Having some previous experience in natural resources programs, I thought this competition would be fun. Several other students and I, with Linda’s help, went to the local competition and placed second in the area.
This inspired us to take our knowledge to the next level and go to the state competition. SWCD was extremely supportive, as our school had never had a team go to the state competition.
Our hard work, and the support of those around us, enabled us to place third in the state of Ohio and first out of all the first-year teams.
Competing in the Envirothon got me excited about conservation, and piqued an interest in me that continues to this day. I decided it was the direction I wanted to take with my career.
It led me to many great experiences while attending college for Wildlife and Fisheries at West Virginia University — working on natural resources projects in California, North Dakota, Idaho, West Virginia and now right here in Carroll County for the Soil and Water Conservation District.

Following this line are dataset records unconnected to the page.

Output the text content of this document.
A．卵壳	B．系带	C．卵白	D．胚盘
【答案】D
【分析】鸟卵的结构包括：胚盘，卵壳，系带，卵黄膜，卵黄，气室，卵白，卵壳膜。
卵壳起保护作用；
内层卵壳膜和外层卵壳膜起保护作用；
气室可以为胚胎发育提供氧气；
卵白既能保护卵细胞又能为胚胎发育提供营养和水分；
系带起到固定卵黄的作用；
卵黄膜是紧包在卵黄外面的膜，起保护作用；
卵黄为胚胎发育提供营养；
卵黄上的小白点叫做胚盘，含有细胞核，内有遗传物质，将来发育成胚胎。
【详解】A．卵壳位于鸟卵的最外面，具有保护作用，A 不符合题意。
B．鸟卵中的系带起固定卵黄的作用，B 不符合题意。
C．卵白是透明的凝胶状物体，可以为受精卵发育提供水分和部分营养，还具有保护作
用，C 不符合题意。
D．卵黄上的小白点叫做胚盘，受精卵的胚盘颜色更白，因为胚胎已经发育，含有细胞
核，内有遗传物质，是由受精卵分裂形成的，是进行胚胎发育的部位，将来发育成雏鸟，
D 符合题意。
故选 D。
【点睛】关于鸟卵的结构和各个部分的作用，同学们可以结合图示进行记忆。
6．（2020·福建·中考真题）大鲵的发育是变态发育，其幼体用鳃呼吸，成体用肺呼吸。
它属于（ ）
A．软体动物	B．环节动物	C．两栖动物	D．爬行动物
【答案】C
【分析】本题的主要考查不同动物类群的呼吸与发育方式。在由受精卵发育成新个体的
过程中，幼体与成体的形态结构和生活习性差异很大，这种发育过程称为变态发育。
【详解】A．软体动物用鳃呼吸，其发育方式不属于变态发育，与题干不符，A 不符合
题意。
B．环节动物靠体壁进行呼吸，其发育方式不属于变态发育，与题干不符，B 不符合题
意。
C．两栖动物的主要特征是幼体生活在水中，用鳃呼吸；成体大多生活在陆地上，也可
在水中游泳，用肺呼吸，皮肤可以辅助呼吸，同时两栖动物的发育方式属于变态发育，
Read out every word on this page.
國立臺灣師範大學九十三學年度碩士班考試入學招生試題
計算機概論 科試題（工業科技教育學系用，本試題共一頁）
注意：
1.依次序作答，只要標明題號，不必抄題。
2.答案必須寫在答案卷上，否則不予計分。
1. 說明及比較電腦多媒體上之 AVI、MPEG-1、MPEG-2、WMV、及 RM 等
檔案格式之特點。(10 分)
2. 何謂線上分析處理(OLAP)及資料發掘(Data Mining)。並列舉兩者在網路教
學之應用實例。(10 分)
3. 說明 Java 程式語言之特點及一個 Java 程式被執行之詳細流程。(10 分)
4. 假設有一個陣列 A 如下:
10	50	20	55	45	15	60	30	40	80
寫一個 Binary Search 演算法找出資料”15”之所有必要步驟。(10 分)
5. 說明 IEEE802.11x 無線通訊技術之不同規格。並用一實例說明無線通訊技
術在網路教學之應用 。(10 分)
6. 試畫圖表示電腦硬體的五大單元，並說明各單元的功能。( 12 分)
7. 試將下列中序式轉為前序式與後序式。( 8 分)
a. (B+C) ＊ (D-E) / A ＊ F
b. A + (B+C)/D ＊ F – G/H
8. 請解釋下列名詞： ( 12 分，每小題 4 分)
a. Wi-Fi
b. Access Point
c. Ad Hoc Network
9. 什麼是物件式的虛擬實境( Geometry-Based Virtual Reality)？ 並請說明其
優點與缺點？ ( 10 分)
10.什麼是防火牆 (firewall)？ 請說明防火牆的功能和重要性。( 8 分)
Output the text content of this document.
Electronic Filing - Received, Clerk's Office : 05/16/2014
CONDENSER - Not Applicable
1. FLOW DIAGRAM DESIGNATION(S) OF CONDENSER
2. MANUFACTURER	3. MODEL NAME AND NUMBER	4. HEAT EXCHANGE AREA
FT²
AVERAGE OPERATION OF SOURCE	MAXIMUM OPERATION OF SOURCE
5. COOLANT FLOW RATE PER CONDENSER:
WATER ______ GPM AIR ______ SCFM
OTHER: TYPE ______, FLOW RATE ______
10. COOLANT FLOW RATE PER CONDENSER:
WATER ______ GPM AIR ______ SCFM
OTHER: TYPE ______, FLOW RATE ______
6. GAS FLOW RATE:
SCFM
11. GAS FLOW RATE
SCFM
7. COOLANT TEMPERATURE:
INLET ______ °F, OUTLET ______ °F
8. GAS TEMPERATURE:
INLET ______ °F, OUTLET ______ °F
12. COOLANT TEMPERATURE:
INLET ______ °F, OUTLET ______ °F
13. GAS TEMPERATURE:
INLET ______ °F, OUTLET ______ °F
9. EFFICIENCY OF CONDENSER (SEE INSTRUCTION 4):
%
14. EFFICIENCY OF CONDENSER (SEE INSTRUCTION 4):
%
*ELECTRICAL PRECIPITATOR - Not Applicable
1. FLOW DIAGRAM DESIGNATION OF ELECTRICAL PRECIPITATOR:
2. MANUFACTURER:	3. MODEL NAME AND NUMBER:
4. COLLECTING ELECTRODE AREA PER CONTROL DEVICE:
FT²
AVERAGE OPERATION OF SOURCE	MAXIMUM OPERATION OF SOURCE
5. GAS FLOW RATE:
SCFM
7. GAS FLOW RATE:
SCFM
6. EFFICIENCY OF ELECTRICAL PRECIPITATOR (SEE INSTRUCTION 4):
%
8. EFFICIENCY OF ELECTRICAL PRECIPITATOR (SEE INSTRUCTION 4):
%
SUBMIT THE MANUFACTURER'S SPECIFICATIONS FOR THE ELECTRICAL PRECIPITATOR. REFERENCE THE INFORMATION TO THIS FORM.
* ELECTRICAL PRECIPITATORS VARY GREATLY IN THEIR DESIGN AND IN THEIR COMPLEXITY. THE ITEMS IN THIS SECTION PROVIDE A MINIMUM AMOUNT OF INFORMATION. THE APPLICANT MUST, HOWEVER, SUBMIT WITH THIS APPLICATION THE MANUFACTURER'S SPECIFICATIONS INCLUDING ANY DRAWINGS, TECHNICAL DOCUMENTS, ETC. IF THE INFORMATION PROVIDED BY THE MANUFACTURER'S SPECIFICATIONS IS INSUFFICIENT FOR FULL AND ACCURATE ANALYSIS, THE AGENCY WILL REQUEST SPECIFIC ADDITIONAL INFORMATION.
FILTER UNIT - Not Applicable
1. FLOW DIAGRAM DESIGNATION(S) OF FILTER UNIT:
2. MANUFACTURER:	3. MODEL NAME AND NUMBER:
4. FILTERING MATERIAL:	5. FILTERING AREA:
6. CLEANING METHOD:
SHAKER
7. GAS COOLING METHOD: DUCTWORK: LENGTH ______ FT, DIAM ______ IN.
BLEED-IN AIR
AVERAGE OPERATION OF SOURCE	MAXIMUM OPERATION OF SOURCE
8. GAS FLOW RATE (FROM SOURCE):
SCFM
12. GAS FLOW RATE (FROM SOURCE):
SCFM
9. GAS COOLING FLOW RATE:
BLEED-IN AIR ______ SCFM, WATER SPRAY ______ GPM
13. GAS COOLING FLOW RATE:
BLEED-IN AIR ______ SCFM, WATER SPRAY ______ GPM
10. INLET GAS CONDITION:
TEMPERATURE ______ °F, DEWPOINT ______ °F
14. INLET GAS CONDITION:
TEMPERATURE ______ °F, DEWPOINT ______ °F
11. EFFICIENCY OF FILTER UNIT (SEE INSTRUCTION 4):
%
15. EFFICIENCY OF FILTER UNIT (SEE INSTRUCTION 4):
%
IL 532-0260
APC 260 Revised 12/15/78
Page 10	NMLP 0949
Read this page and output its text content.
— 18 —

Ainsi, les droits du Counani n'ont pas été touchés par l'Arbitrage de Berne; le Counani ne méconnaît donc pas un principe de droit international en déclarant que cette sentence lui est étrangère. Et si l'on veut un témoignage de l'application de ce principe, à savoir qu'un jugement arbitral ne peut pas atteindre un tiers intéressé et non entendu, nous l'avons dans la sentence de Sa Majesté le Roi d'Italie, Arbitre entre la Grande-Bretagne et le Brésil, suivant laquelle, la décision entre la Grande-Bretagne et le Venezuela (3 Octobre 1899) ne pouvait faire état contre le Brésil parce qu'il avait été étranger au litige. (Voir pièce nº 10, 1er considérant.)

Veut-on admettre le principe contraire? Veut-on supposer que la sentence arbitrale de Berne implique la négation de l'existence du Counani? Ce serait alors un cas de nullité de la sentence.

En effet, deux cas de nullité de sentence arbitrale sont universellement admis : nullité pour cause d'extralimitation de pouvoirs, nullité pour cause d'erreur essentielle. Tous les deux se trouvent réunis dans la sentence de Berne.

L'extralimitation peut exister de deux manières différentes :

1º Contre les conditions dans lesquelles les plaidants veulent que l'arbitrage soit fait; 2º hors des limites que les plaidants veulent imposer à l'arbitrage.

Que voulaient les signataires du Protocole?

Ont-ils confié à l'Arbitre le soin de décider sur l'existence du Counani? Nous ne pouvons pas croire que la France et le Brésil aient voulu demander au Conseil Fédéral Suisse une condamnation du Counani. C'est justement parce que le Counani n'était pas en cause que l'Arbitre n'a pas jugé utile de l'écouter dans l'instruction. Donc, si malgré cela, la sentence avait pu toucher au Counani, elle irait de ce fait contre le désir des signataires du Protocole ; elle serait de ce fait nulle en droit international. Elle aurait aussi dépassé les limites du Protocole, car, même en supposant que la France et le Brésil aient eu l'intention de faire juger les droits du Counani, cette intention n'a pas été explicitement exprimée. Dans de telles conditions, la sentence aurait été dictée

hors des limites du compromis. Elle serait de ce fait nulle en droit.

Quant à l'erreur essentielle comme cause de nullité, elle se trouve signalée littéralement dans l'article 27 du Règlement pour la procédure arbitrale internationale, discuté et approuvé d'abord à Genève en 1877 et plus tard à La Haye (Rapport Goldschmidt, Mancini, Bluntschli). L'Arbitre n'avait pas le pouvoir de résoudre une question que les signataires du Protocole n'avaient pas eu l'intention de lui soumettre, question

As I go forth from here to another position in the West, working for a state agency and obtaining my master’s degree on a climate and wildlife project, I am constantly reminded of how important the Envirothon was to my development as a professional in conservation.
It got me excited about conservation and I can only hope to further harness this excitement to accomplish more real and permanent good in the future.
The bottom line is that without the foundation SWCD helped foster when I was young, I would not have this opportunity.
The final call
From personal experience I can attest to the power of SWCD programs to motivate young people and get them excited about conservation. It is this excitement that must be fostered and enhanced to ensure we have any natural resources in the future.
For we cannot have a future if we forget about the present, and this present is currently in the hands of our young people.
Without the Envirothon and SWCD, I doubt I would have become as excited as I did about conservation, and I certainly would not be where I am today.
I now try, as most SWCDs do, on every possible occasion to get young people excited about the outdoors, the Envirothon and SWCD and to feel just how great it is to be working outside.
(Neider, currently a watershed specialist with Carroll SWCD, recently accepted a position to work with the Idaho Department of Fish & Game and obtain a master’s degree.)